Chicago’s Stan Bowman was deadline week’s biggest player, landing one of the biggest names available when he pried Andrew Ladd out of Winnipeg. The GM on the other side of that deal: Winnipeg’s Kevin Cheveldayoff, who’d been Bowman’s assistant for the Blackhawks’ first Cup win. Bowman then turned to another former assistant, this time Marc Bergevin in Montreal, to pick up Dale Weise and Tomas Fleischmann.

Meanwhile, the only GM giving Bowman a run for his money on the buyer’s market was Dale Tallon of the Florida Panthers. Tallon, of course, built much of the Hawks’ Cup-winning core before making way for Bowman in 2009, and he spent the past few days trying to put together another contender in Florida.

We don’t know exactly what’s in the Blackhawks’ orientation handbook for new front office employees, but it’s safe to assume that “play it safe” doesn’t show up anywhere.

Loser: Jonathan Drouin… and maybe Steve Yzerman too?

Drouin’s the easy call here. He walked away from the Lightning organization in the hopes of forcing a trade, and he didn’t get one. Now he’ll have to wait for the off-season, and unless he comes back, it will cost him a year of free agent eligibility. He can’t be happy right now.

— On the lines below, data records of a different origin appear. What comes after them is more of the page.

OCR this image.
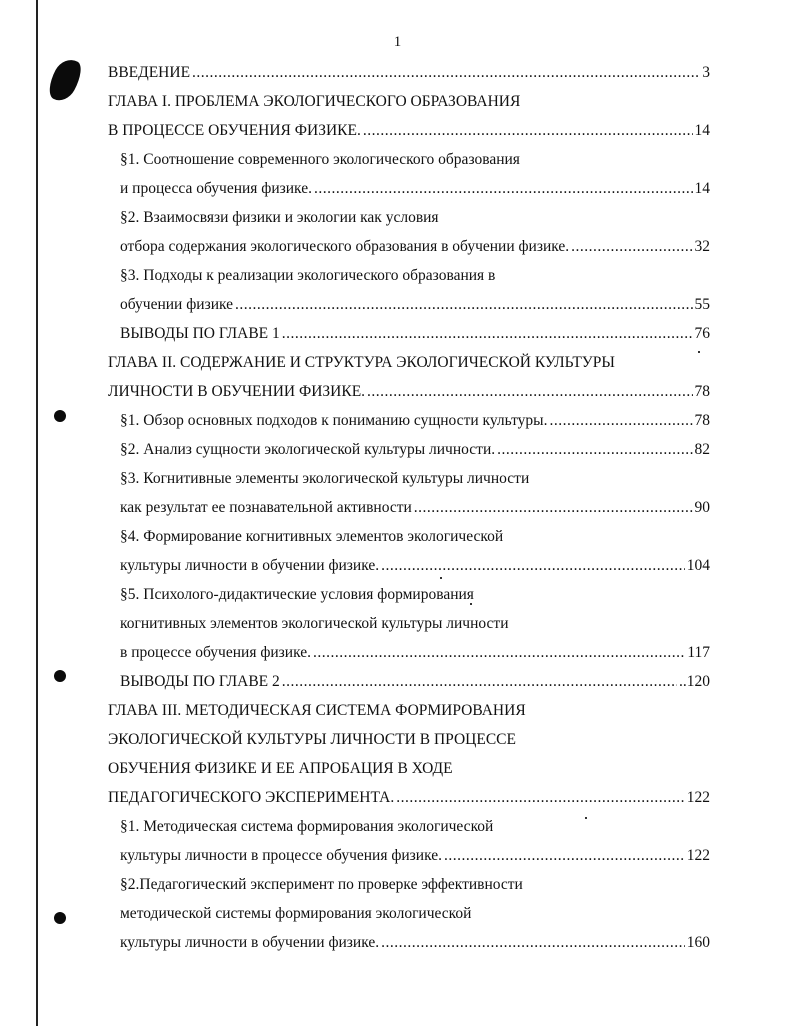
1
ВВЕДЕНИЕ .....	3
ГЛАВА I. ПРОБЛЕМА ЭКОЛОГИЧЕСКОГО ОБРАЗОВАНИЯ
В ПРОЦЕССЕ ОБУЧЕНИЯ ФИЗИКЕ. .....	14
§1. Соотношение современного экологического образования
и процесса обучения физике. .....	14
§2. Взаимосвязи физики и экологии как условия
отбора содержания экологического образования в обучении физике. .....	32
§3. Подходы к реализации экологического образования в
обучении физике .....	55
ВЫВОДЫ ПО ГЛАВЕ 1 .....	76
ГЛАВА II. СОДЕРЖАНИЕ И СТРУКТУРА ЭКОЛОГИЧЕСКОЙ КУЛЬТУРЫ
ЛИЧНОСТИ В ОБУЧЕНИИ ФИЗИКЕ. .....	78
§1. Обзор основных подходов к пониманию сущности культуры. .....	78
§2. Анализ сущности экологической культуры личности. .....	82
§3. Когнитивные элементы экологической культуры личности
как результат ее познавательной активности .....	90
§4. Формирование когнитивных элементов экологической
культуры личности в обучении физике. .....	104
§5. Психолого-дидактические условия формирования
когнитивных элементов экологической культуры личности
в процессе обучения физике. .....	117
ВЫВОДЫ ПО ГЛАВЕ 2 .....	..120
ГЛАВА III. МЕТОДИЧЕСКАЯ СИСТЕМА ФОРМИРОВАНИЯ
ЭКОЛОГИЧЕСКОЙ КУЛЬТУРЫ ЛИЧНОСТИ В ПРОЦЕССЕ
ОБУЧЕНИЯ ФИЗИКЕ И ЕЕ АПРОБАЦИЯ В ХОДЕ
ПЕДАГОГИЧЕСКОГО ЭКСПЕРИМЕНТА. .....	122
§1. Методическая система формирования экологической
культуры личности в процессе обучения физике. .....	122
§2.Педагогический эксперимент по проверке эффективности
методической системы формирования экологической
культуры личности в обучении физике. .....	160
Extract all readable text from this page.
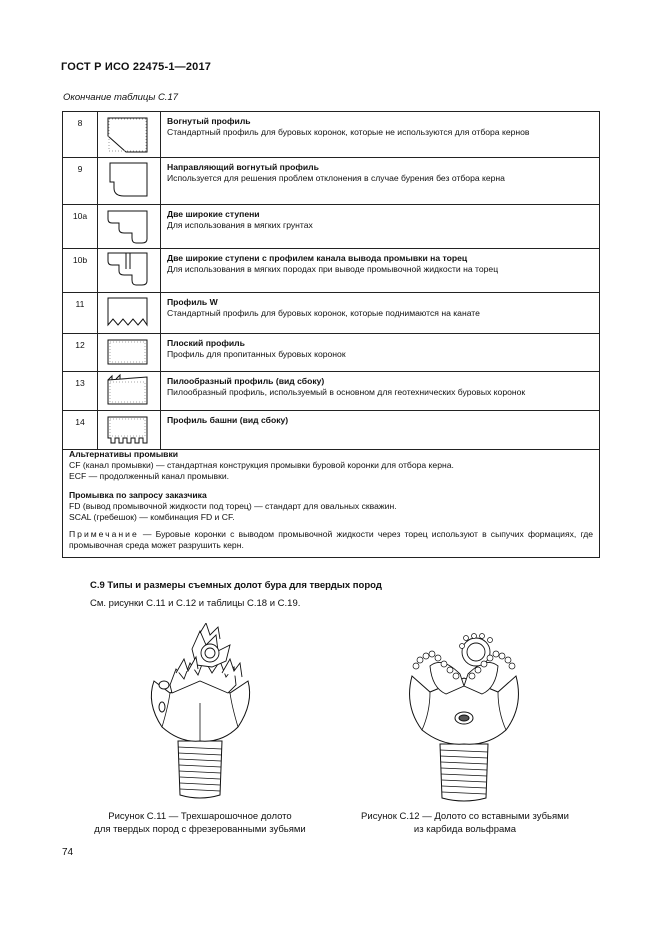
ГОСТ Р ИСО 22475-1—2017
Окончание таблицы С.17
8		Вогнутый профиль
Стандартный профиль для буровых коронок, которые не используются для отбора кернов

9		Направляющий вогнутый профиль
Используется для решения проблем отклонения в случае бурения без отбора керна

10a		Две широкие ступени
Для использования в мягких грунтах

10b		Две широкие ступени с профилем канала вывода промывки на торец
Для использования в мягких породах при выводе промывочной жидкости на торец

11		Профиль W
Стандартный профиль для буровых коронок, которые поднимаются на канате

12		Плоский профиль
Профиль для пропитанных буровых коронок

13		Пилообразный профиль (вид сбоку)
Пилообразный профиль, используемый в основном для геотехнических буровых коронок

14		Профиль башни (вид сбоку)
Альтернативы промывки
CF (канал промывки) — стандартная конструкция промывки буровой коронки для отбора керна.
ECF — продолженный канал промывки.
Промывка по запросу заказчика
FD (вывод промывочной жидкости под торец) — стандарт для овальных скважин.
SCAL (гребешок) — комбинация FD и CF.
Примечание — Буровые коронки с выводом промывочной жидкости через торец используют в сыпучих формациях, где промывочная среда может разрушить керн.
С.9 Типы и размеры съемных долот бура для твердых пород
См. рисунки С.11 и С.12 и таблицы С.18 и С.19.
Рисунок С.11 — Трехшарошочное долото
для твердых пород с фрезерованными зубьями
Рисунок С.12 — Долото со вставными зубьями
из карбида вольфрама
74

Yzerman and the Lightning may also end up looking back on the day as a missed opportunity. This is a team with a legitimate shot at the Stanley Cup – maybe their last shot of the Steven Stamkos era. They didn’t ask Drouin to walk away, but once he did, it gave them a trade chip that you’d think could bring in some serious reinforcements. Instead, nothing.

Was that a mistake? We can’t say without knowing what was on the table. Maybe the Lightning win it all anyway. And maybe they get a much better haul in June than was available in February. But Yzerman, who managed to take a tough situation with Martin St. Louis and turn it into a great deal, couldn’t make it happen here. He may regret it.